Monday, July 20, 2020

Happy New Cicada Moon

Cicadas are known for screaming in trees and leaving molted carcasses everywhere like creepy decorations for children to use in games of “terrorize my phobic sibling”.   Oklahoma is home to over 30 different species of cicada and although some emerge in the spring, I tend to associated them more with late summer, the Lughnasadh/Lammas season.    I’m one of the weirdoes who enjoys their sound.   One cicada screaming at rock-concert decibels next to your head might be infuriating, but when the hot summer evening fills with the drone of hundreds singing the orange sky into blackness, it can be a trance-inducing experience.

According to the Wikipedia article, cicadas are known around the world and from ancient sources.  Their bright markings and large shape have been used as decoration and even money.  They have represented music, rebirth, and nonchalance in different cultures.   Late summer is a common association, with one species, neotibicen canicularis referred to as the “dog-day cicada” and is endemic to eastern North America stretching as far west as NE Oklahoma.   Although the time of Lughnasadh is the first harvest, reaping, a time of endings and the death of John Barleycorn,  in our modern culture it has the flavor of beginnings also.  The cicada, to me, is a good representative of that part of the season. 

Fall is the time to begin a new year of school.  Kids return from camp, football practice begins, stores put up lists of supplies for each grade.  We buy new school clothes, presumably to replace clothes that we’ve outgrown, but there are also social meanings – more “grown up” clothes, fashion choices related to self expression or belonging to particular groups.  Cicadas also molt off their old clothes and enter a new phase of their lives.
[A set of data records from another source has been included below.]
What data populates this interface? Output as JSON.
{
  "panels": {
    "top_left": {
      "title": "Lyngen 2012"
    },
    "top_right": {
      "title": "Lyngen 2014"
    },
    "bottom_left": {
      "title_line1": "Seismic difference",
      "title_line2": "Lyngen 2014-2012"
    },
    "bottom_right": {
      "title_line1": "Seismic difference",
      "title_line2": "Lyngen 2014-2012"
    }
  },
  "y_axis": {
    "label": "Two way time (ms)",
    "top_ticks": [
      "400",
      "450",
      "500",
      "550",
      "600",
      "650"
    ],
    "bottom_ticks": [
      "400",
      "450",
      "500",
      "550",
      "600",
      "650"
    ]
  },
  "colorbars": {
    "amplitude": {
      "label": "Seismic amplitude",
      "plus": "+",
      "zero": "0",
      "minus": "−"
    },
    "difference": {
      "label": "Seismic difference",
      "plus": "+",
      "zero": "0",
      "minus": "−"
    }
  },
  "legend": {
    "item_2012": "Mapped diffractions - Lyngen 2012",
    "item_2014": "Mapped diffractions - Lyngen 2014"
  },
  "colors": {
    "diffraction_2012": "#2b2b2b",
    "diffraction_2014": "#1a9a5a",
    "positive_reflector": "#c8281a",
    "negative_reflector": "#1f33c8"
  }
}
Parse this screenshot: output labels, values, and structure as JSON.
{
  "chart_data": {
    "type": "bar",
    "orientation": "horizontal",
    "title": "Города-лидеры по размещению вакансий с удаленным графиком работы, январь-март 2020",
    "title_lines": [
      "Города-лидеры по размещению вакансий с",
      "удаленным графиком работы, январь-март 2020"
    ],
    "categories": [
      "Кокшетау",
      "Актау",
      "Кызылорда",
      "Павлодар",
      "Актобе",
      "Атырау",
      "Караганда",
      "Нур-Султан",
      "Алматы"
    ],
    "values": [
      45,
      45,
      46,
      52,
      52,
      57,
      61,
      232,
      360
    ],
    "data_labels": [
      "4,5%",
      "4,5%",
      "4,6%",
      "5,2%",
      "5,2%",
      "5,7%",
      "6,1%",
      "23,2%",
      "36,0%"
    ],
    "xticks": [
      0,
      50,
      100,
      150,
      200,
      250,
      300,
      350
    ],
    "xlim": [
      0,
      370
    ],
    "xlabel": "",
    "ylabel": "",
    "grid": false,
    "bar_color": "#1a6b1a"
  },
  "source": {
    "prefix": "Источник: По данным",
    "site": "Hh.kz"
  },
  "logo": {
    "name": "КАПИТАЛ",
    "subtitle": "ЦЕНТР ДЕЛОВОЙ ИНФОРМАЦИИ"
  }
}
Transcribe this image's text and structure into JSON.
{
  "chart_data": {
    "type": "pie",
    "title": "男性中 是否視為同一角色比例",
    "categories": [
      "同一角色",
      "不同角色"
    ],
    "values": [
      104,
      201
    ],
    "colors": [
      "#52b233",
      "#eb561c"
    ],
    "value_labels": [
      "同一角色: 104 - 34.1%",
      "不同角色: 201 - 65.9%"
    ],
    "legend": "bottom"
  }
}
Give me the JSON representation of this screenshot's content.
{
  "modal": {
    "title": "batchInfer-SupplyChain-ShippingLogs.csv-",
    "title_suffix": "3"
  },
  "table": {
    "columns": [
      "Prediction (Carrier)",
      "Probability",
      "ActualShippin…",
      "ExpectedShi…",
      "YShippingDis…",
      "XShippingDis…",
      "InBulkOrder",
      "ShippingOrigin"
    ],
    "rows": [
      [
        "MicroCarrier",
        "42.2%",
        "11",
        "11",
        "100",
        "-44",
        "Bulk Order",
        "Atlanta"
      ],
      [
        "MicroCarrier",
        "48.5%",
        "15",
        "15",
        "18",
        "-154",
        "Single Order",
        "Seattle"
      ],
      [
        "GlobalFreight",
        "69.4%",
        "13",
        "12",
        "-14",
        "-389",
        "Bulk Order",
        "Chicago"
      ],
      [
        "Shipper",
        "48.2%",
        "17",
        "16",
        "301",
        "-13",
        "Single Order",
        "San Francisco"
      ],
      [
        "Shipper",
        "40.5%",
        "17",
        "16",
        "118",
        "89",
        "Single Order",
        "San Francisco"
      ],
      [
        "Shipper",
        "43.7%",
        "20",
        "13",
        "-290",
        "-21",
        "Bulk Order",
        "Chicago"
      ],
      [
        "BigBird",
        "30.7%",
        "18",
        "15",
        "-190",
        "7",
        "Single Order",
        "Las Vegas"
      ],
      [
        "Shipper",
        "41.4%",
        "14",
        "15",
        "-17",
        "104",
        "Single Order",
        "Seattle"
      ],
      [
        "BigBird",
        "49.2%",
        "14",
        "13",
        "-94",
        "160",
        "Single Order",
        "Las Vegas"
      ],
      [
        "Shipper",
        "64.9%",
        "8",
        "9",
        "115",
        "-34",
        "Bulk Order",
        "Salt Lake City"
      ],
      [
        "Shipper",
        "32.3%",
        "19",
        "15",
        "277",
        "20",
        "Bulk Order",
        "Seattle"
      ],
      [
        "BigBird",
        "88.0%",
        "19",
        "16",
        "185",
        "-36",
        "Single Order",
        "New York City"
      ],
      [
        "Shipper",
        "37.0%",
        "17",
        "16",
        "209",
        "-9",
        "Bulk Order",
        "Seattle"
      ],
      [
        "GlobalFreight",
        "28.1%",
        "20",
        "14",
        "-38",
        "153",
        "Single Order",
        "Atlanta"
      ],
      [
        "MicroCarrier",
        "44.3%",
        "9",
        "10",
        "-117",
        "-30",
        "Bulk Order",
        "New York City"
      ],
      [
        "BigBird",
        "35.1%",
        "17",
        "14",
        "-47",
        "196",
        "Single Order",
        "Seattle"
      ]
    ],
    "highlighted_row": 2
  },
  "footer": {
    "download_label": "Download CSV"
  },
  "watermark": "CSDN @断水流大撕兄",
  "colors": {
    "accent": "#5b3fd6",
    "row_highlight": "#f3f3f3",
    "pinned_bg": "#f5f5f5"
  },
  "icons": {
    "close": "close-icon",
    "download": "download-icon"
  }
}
But the excitement of a new school year also comes with a leaving behind – last year’s teachers, schedules, the skills and knowledge mastered, or not mastered, perhaps even schools and friends.  In 2020, our whole concept of school seems like it could be left behind as teachers and parents struggle to manage life inside chaotic expectations of governments and administrations.  Even within this shifting flow there is still a looming sense of long, steady work still to come.   The cooler weather will eventually arrive; there will be holiday season plans to make.   But first, we molt.  We have long days of striping off the old and building up the new while the cicadas sing and buzz the second half of the year along.

This process can’t be rushed.  Time passes at its own rate.  Tearing down and building up take as long as they take, as much work as they take.  There are no shortcuts.  The cicada can also be our reminder of this.   Depending on species, cicada larva may live one or several years underground before emerging.   Oklahoma also has some populations of periodical cicadas called Magicicada, the entire group of which cycles together:  living underground as larvae and not to be seen at all until they emerge together as a swarm after 13 or 17 years!

As we settle in to the hot dry days of late summer, dreaming of cool nights and pumpkin spice, let the song of the cicada serenade you.  Harvest is coming. There is work to do before we can let go of the summer and relax in the cool of fall.